Monday, April 9, 2007
EASTER MONDAY GREETINGS
It's Easter Monday, time to begin the secular Easter celebrations! Post-Easter celebrations used to last a week, but in the 19th century that observance was reduced to one day. However, I am going to celebrate the entire week. However, after googling some Easter traditions in other lands, I am so glad we don't observe them here. In Poland, boys pour buckets of water on girls' heads and strike them on the legs with willow or birch sticks. Ouch! This may harken back to a pagan fertility rite. This also happens in other countries, where girls are "tenderly" switched with sticks decorated with ribbons.

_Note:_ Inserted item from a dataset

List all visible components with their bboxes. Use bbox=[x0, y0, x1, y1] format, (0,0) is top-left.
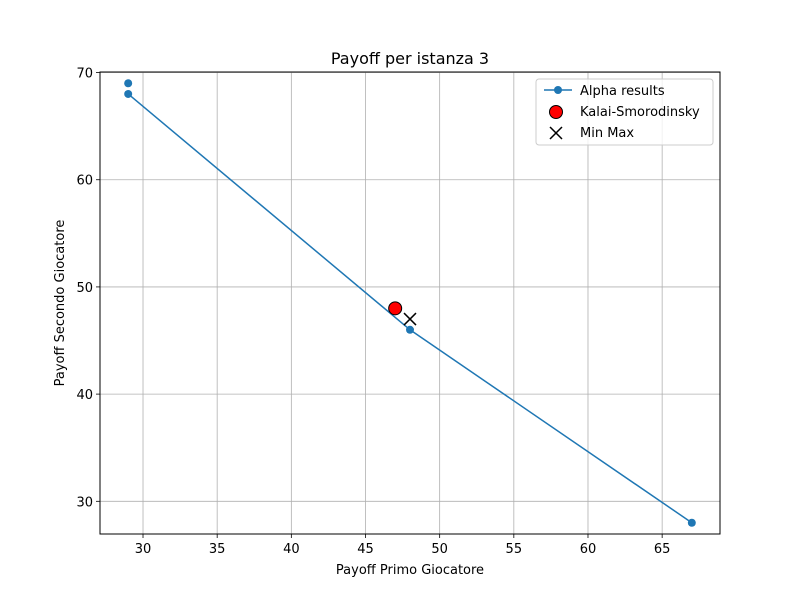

In Merrie Olde England, men would lift women into the air and carry them a distance. On Easter Tuesday, women lifted the men. This may symbolize The Resurrection, or the rising of the crops in spring.
Easter Monday morn is celebrated a bit more gently in other places, where men wake their wives with spritzes of perfumed Easter water and the salutation, "May you never wither." Hmm, I could go for that. The Easter water, brought home from church and perfumed with oil, was also used to bless food, pets, gardens and homes.
Easter Monday is not celebrated in the United States, except in North Carolina. In Canada, it is a day for feasting on lamb, as well as trickery and tomfoolery, telling jokes and playing pranks.
I celebrate by decorating with vintage Easter cards and other items. More on that in another post.